No one would advocate that criminals armed with assault rifles should not be confronted with force. Dottin himself was at pains to point out that he was not advocating “soft policing” because, in some cases, “firm policing” was required. The problem arises in those cases when even though suspects have been cornered or detained in police stations and are incapable of harming their captors, they have been beaten and tortured.

Carte blanche
The point that the ‘brute force’ school of thought misses is that the police ought to care as much about how outcomes are brought about as it cares about outcomes. For members of the public, there is an enormous difference between being a victim of a violent criminal attack, as in the ‘Lusignan atrocity’ and, as in the ‘Leonora Incident,’ being a victim of torture that is inflicted by the agents of the state to which they belong.

When the ‘brute force’ sort of rationalisation percolates through the ranks of the police, disasters like the ‘Leonora Incident’ are likely to occur. For, it seems, the police have too often felt that, once the political authorities and the police administration do not actively criticize their conduct and punish wrongdoers, they have carte blanche to do as they please.

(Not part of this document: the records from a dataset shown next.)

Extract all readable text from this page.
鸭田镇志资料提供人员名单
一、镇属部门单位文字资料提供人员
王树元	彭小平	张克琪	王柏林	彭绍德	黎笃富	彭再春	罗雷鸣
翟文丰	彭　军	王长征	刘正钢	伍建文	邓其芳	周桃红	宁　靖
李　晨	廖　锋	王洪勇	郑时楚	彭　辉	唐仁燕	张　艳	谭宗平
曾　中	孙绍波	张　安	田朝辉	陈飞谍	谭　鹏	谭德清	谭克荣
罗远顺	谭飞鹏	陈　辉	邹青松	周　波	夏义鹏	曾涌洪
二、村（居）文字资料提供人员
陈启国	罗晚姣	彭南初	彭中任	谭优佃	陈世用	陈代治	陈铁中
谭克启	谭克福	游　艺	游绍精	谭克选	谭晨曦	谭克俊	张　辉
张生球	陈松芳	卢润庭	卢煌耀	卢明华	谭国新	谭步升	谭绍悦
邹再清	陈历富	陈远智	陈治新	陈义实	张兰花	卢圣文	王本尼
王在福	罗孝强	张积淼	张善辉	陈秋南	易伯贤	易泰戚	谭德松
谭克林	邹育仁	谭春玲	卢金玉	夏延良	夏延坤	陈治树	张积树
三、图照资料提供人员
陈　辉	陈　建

What is at stake ultimately is the central feature of human society – the liberty and personal security of all the Guyanese people. These are not rights that can be lightly traded even in return for the promises of public safety protection against criminals, including potential murderers, by the police. In the long term, the Guyanese people must determine what sort of country we want to live in and what sort of police force we want to have?